Este año parece que pasaré la Navidad solo, ¿alguien tiene algún consejo...? Celebrar la fiesta del amor en soledad no es lo más común, pero hay quienes prefieren no buscar compañía.
¡Dios me libre! No pienso pasar las fiestas con nadie más. Por fin tengo tres días en los que mi jefe no me llama, mis compañeros no me llenan de correos, ni amigos ni familia me buscan: ¡esto es el paraíso! Me paso el tiempo en pijama, tomando chocolate caliente y viendo series: para mí, no hay mejor plan.
Con gusto gourmet
Siempre paso la Nochebuena solo por elección propia, porque me merezco un mimo. Cocinar es mi hobby y me desconecta por completo. Compro los ingredientes el día antes y preparo mi menú favorito: sopa thai tom yum, solomillo Wellington y de postre macarons. Son platos especiales que no se comen todos los días, y eso me ocupa todo el día. Mientras cocino, escucho música, bailo y disfruto crear. Cuando termino, pongo la mesa para mí y disfruto mi obra. Dejo los platos para el día siguiente y me acuesto temprano, porque estoy cansado tras todo el día en la cocina.
Escapada
Estaba tan cansado del estrés y las prisas navideñas que un día, impulsivamente, compré un billete barato a Lisboa y me fui solo. Esa decisión me abrió una nueva dimensión: ¡vaya, se puede simplemente volar lejos! ¿Cómo no se me ocurrió antes? Este año será el octavo consecutivo que paso la Navidad fuera, esta vez en Helsinki, ¡qué emoción!
Bienestar
Me compro una botella de vino tinto de calidad —más caro que lo habitual— y veo la película navideña del momento. No hay que complicarse la Navidad, es un día igual que cualquier otro.

Al aire libre
Salgo de excursión. Es lo mejor porque seguro no te cruzas con nadie y evitas atascos de camino a casa.
Zen
Para mí no es raro —siempre paso la Navidad solo— pero otros se sorprenden mucho al saberlo. Una vez, la cajera me invitó a su casa porque no podía imaginar que alguien estuviera solo en Nochebuena. Pero lo hago por mí. Trabajo como decoradora y desde agosto empiezo a planear y preparar la Navidad; desde noviembre hasta el 24 de diciembre trabajamos sin parar. Después de tanto trabajo, luces y gente, esta es mi pausa para respirar y descansar. Tal vez por mi profesión, en casa no tengo decoración navideña: ni corona de adviento, ni árbol, ni luces.
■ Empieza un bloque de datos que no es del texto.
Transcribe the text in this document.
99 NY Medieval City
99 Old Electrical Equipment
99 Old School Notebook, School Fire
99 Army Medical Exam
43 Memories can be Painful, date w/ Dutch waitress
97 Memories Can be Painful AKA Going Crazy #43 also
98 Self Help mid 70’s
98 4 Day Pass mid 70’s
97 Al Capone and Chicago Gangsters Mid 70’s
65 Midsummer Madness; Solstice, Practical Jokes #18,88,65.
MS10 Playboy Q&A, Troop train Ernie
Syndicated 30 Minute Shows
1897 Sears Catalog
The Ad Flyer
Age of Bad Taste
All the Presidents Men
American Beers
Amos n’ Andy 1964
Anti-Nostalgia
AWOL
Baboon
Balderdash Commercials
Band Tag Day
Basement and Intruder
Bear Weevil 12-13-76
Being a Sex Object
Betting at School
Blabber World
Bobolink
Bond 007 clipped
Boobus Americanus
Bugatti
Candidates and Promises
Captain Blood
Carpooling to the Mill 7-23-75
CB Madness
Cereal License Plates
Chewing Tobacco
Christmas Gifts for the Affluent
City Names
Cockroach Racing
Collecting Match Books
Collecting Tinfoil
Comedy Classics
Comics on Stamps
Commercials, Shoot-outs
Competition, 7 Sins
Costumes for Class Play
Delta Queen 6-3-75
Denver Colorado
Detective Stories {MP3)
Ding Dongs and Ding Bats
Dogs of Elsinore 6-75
Mi hogar es un espacio “libre de fiestas” y para mí eso es pura paz.
Tradición
Mis padres ya no están, mis amigos están con sus familias y no quiero pasar una noche incómoda con mis parientes, así que mi tradición navideña es simple: como en el chino de la esquina (pido la cena para llevar), luego voy al cine y en casa me doy un baño espumoso y me acuesto con una peli ligera: para mí es una noche perfecta.

Sin máscaras
Cuando estaba casada, el primer día de Navidad visitábamos a familiares y al día siguiente hacíamos una fiesta para amigos. Tras el divorcio, no tenía ganas de nada y decidí que ese año mi regalo sería no fingir sonrisas y quedarme en casa. Me salió tan bien que desde entonces paso todas las fiestas sola a propósito y este año no será diferente.
En casa
Una vez estuve enferma y no pude ir a casa de mi familia en el pueblo. Todos me compadecían, pero para mí fue la mejor Navidad. Desde entonces, no he querido volver a ir. El dinero que ahorro en regalos me lo gasto en algo para mí o voy a un buen restaurante y disfruto sin tener que complacer ni atender a nadie.
Bullicio
Me gusta estar sola en medio del bullicio y mis Navidades siempre son intensas: tomo vino caliente en el mercado navideño, luego voy a un concierto y termino la noche en la misa del gallo. Un día así me llena y me acuesto agradecida por la vida.